A superbonus tax credit (initially 110%) introduced in 2020 for energy-efficient home renovations has been reduced to 70% in 2024 and will be cut to 65% in 2025 due to budget pressures. The policy, while stimulating construction, also fueled public debt nearing 140% of GDP and saw cases of fraud. Additional restrictions were imposed on financial institutions regarding tax credit transfers.

Rental yields in Italy


Gross rental yields in Q1 2025 averaged 7.56% nationwide.
In Rome, yields ranged from 4.74% to 9.14%; in Milan, from 3.22% to 6.92%.
Florence averaged 7.35%, Turin 8.34%, Palermo 8.29%, Naples 7.41%, and Catania 6.8% to 10.08%.

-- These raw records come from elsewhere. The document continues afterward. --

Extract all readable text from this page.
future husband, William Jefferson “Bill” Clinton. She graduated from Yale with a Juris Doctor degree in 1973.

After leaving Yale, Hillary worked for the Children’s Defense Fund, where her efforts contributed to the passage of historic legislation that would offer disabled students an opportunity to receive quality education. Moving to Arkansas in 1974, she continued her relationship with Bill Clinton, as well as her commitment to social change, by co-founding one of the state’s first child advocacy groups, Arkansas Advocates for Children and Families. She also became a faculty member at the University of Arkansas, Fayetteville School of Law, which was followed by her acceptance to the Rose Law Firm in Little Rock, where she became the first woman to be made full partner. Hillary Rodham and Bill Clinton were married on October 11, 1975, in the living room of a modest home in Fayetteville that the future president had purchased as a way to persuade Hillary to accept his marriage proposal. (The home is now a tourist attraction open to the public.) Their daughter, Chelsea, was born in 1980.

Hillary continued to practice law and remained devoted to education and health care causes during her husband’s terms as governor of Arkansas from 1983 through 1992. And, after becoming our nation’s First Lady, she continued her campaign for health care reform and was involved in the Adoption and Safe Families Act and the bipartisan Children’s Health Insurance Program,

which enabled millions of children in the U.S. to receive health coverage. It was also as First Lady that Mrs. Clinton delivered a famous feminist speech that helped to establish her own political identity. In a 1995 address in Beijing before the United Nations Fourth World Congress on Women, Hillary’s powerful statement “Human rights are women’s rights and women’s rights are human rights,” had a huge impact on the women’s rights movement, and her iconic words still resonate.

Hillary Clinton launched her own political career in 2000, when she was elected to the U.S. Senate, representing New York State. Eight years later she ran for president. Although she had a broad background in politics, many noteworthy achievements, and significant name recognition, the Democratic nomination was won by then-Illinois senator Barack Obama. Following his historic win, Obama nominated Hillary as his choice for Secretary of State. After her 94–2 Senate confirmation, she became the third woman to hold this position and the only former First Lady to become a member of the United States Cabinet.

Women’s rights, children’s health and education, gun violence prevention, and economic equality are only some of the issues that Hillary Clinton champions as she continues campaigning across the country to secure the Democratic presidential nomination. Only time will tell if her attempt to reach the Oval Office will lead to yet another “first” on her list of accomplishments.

Experts caution that high taxes, maintenance costs, and regulated rent increases (capped at 75% of the consumer price index) reduce net yields. Many landlords prefer long-term leases to secure future income.

Italy’s economic outlook


Italy’s economy remains sluggish. Inflation fell to 1.3% last year but rose to 1.2% in March 2025. Growth projections are modest: 1% in 2025, 1.2% in 2026 (European Commission), with IMF forecasting 0.8% and 0.7% respectively.

The Bank of Italy forecasts GDP growth of 0.6% in 2025, 0.8% in 2026, and 0.7% in 2027, citing trade policy risks but support from consumer spending. Inflation is projected at 1.5% in the next two years, rising to 2% in 2027.